Better housing material
- Plastic - Waterproof with good thermal insulating properties, but can be fragile compared to other materials and may not last long in outdoor conditions
- Insulated metal - sturdy and waterproof, but heavy, and requires good insulation to prevent rapid heat loss getting the water into and out of the storage bucket Another pump to pump the water into/out of the bucket instead of manually filling/emptying
Getting the water into and out of the storage bucket
Another pump to pump the water into/out of the bucket instead of manually filling/emptying the reservoir bucket is a possible improvement.
Solar powered pump, tracker
Since the pump and the tracker are both very low power, it is possible to power them off of a solar panel and battery. This, however, will add a decent amount to the cost.
Step 10: Arduino Code
Attached is the arduino required for the tracking.

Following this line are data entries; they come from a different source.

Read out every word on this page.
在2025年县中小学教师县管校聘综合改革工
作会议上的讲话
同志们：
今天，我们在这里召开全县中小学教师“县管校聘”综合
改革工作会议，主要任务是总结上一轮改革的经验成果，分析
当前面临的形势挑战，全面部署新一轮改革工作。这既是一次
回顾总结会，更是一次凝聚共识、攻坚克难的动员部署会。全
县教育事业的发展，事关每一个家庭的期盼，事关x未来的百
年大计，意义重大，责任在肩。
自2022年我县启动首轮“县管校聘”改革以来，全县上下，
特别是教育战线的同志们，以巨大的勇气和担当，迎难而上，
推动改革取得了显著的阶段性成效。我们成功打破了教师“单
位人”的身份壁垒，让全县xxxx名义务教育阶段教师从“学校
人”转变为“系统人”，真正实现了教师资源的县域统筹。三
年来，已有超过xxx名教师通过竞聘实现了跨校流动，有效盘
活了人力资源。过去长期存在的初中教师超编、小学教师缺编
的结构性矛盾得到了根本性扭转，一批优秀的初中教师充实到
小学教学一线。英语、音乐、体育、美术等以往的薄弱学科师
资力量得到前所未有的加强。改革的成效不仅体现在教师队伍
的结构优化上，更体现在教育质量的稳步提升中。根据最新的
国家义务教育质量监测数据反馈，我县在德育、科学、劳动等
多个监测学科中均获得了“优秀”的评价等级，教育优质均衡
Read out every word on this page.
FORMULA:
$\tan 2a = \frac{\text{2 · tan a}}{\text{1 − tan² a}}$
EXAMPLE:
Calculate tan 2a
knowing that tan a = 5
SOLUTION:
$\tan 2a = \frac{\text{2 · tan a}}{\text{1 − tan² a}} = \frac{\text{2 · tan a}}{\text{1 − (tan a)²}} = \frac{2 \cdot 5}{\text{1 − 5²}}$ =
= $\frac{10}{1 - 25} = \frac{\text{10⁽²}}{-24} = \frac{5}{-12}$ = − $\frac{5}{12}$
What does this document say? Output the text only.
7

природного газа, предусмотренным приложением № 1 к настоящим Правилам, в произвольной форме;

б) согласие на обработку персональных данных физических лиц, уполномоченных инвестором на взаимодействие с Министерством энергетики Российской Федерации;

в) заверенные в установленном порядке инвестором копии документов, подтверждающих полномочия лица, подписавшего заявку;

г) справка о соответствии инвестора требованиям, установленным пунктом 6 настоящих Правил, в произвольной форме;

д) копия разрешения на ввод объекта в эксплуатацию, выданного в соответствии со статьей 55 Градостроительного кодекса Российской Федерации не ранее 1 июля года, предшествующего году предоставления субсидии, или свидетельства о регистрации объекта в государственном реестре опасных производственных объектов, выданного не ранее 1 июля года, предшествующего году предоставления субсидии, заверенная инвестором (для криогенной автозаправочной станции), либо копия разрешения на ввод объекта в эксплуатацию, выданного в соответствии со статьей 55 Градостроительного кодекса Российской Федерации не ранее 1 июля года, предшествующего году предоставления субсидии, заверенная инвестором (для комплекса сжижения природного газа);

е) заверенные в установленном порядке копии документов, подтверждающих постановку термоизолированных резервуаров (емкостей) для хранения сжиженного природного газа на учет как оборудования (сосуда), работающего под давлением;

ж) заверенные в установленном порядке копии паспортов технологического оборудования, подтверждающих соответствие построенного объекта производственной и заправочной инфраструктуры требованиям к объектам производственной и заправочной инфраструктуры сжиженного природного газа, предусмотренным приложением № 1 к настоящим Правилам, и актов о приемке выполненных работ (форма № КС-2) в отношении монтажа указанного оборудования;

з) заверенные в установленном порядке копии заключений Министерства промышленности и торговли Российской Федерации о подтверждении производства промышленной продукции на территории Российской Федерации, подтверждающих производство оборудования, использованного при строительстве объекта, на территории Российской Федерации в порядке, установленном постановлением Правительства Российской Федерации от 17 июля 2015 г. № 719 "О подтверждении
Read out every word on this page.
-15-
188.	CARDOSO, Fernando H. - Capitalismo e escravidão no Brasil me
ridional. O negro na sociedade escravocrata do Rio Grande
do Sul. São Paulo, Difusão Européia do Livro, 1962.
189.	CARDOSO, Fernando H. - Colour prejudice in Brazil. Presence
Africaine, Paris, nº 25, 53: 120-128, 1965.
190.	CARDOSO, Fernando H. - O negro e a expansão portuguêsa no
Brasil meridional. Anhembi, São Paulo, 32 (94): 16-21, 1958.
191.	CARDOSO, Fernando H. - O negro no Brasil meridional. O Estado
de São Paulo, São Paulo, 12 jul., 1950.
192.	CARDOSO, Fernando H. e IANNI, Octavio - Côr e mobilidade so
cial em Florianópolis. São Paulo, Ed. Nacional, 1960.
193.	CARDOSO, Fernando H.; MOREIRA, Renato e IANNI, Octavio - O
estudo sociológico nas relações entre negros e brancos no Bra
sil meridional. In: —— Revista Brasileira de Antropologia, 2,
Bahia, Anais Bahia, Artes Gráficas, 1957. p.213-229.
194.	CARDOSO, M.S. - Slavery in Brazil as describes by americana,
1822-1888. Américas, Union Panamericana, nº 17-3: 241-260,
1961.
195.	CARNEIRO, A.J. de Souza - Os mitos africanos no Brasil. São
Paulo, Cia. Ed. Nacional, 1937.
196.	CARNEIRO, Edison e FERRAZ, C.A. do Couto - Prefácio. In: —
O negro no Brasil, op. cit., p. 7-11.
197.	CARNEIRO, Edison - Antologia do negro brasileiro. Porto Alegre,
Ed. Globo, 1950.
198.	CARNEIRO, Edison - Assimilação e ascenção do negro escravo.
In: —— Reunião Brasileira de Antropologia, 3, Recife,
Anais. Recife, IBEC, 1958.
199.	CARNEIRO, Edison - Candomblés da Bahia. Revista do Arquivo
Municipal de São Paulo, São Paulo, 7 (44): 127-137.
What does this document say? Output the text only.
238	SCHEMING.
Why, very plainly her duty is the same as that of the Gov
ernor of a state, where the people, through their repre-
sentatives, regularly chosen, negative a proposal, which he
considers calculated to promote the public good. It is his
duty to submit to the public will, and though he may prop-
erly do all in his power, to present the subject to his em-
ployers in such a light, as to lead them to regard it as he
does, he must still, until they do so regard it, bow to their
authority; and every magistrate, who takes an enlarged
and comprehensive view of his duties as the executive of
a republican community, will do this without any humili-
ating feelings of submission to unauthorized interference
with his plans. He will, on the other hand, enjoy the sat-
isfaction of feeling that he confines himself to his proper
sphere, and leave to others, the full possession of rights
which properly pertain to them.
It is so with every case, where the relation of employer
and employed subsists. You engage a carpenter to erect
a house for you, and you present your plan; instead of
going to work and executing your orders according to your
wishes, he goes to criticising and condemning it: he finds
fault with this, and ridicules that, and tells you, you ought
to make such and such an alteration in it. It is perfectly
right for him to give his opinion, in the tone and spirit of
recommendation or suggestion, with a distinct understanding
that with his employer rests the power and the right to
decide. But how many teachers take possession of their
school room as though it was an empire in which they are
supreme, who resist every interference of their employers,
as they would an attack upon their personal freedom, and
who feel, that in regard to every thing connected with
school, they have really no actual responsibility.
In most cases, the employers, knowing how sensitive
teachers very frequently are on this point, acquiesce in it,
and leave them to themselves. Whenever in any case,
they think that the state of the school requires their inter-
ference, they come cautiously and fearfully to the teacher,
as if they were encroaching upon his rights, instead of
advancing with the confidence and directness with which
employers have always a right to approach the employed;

The code will tracking from east to west during the day and return back to the east position after it is dark.
Step 11: Acknowledgements
This project was conducted by M. Tong and A. Wang at the University of Calgary. We would like to thank Associate Dean, Marjan Eggermont and Dr. Ed Nowicki of the University of Calgary, Schulich School of Engineering for the opportunity, help, and resources necessary for this project. We would also like to thank Associate Dean Dr. Ron Hugo for providing us with the necessary equipment for data collection.